La chiesa è gestita dai Frati Minimi, un ordine mendicante di vita austera fondato nel 1435 da S. Francesco di Paola.
Il settecentesco prospetto è massiccio ed elegante nella sua semplicità. Al centro del frontone posto sopra l’ingresso c’è un ovale con un bel ritratto di San Francesco di Paola.
Le torri campanarie mostrano ancora segni di un progetto elaborato e di una accurata esecuzione.
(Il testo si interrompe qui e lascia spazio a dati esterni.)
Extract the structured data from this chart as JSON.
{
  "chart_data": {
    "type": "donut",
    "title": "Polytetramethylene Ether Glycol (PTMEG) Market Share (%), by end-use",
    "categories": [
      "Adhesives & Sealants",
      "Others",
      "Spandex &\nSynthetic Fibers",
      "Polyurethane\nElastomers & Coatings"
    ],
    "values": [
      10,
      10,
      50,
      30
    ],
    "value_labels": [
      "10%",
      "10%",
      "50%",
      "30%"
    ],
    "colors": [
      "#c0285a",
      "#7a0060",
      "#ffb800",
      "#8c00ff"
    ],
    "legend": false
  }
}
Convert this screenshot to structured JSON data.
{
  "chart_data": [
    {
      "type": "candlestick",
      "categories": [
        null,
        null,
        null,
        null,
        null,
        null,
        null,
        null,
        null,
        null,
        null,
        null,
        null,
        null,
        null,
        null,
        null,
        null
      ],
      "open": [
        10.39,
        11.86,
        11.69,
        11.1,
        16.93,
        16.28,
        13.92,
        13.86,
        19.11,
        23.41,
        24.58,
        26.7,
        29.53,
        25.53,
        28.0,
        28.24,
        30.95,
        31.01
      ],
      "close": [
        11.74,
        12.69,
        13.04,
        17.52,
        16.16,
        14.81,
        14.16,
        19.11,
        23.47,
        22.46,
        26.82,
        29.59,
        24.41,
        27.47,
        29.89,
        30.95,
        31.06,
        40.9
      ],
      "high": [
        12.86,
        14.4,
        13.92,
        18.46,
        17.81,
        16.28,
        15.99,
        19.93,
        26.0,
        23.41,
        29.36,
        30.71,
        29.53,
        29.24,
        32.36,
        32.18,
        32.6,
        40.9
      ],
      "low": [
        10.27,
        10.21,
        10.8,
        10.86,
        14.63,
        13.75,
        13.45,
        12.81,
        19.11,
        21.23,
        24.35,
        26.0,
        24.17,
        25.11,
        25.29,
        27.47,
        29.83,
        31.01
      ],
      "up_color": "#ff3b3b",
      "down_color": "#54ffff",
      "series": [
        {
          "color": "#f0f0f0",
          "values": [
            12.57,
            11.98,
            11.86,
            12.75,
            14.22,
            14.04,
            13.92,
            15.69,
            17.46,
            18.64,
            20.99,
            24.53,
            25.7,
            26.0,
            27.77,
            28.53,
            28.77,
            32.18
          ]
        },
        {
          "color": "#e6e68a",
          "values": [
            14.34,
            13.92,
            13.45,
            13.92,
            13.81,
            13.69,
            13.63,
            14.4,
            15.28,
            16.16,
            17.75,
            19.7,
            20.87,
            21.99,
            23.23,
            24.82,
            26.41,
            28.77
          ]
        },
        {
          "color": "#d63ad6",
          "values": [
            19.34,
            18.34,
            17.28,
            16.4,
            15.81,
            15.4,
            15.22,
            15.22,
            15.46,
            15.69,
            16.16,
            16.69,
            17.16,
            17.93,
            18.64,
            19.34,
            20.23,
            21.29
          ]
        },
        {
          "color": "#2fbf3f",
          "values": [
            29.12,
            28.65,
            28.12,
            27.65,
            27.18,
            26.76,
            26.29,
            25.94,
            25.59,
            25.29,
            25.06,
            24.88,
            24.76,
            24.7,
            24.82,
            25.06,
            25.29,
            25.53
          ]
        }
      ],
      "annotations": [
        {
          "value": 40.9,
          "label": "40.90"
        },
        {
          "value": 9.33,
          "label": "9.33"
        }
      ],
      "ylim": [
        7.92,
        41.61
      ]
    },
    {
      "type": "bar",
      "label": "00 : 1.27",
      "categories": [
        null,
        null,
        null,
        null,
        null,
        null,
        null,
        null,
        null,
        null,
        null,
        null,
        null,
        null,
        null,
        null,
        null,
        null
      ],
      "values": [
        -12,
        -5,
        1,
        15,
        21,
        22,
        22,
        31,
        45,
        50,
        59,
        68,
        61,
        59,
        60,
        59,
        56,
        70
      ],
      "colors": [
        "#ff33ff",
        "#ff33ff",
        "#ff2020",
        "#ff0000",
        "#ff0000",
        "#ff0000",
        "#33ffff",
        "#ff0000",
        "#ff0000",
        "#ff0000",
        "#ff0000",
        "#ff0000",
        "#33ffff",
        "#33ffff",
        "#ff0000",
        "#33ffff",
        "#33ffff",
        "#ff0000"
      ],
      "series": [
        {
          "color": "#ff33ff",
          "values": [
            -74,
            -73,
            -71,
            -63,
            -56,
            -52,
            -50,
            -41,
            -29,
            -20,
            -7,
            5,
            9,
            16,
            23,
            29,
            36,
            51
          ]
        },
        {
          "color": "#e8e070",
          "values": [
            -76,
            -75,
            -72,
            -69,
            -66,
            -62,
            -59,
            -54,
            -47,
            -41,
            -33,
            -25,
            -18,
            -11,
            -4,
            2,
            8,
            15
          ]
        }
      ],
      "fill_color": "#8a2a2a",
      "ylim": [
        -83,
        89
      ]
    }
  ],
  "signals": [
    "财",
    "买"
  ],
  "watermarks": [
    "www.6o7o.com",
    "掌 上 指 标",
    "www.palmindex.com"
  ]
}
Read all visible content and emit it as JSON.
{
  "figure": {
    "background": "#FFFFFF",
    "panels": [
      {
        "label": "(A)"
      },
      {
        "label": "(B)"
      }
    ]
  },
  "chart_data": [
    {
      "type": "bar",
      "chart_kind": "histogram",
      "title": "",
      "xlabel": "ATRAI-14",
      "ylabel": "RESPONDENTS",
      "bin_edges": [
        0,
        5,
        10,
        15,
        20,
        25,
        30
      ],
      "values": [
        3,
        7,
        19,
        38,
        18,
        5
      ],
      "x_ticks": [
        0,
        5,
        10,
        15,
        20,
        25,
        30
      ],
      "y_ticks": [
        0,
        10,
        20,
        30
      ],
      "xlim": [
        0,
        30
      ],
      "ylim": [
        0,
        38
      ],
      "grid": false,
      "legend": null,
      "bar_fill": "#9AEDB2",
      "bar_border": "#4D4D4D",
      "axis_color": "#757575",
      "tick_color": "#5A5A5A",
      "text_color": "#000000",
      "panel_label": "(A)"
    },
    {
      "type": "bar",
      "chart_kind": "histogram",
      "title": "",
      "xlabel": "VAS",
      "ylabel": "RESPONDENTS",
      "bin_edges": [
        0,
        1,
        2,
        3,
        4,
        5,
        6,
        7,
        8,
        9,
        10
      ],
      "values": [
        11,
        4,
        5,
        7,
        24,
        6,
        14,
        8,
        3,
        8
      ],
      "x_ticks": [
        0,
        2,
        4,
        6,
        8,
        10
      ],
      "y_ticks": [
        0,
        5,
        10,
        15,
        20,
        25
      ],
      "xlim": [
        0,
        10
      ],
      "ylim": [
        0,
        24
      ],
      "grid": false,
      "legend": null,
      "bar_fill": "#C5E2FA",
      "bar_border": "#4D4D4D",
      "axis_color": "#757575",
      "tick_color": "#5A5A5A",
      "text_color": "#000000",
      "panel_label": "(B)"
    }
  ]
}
All’interno a unica navata si notano: nel lato sinistro:
San Michele Arcangelo, olio su tela del XVIII sec
Statua settecentesca della Madonna del Soccorso
nel lato destro:
Morte del Giusto, olio su tela del XVIII sec
Crocifisso del XIX sec
Nell’edicola dell’altare maggiore si trova una statua lignea di S.Francesco di Paola opera del Bagnasco (1759-1832)
Sorge nella piazza omonima, vicino al distretto militare.
Era la chiesa conventuale dei Padri Mercenari Scalzi e fu fondata nel 1615.
L’ordine della Mercede fu fondato nel 1218 a Barcellona da San Pietro Nolasco per raccogliere fondi al fine riscattare i cristiani fatti schiavi dai saraceni e portati in Berberia (Africa mediterranea).
A seguito di una riforma i mercenari si distinsero in Calzati e Scalzi.
Ad Agrigento il convento dei Mercenari Calzati venne edificato sulle macerie delle chiese di San Giuliano e San Luca nel 1583 e successivamente chiuso nel 1666. È presente, ancora oggi, un’elegante apertura gotico-normanna incastonata nel muro di una casa nei pressi della discesa Porto Empedocle accanto alla chiesa-santuario dell’Addolorata alla fine dell’attuale via Garibaldi. Nel 1776 si riedificò una nuova chiesa accanto alla vecchia grazie al finanziamento del sacerdote Libertino Todaro con l’impegno da parte dei frati di alloggiarlo ed accudirlo durante la sua vita.
Forse all’originario edificio appartengono i pilastri angolari in pietra arenaria.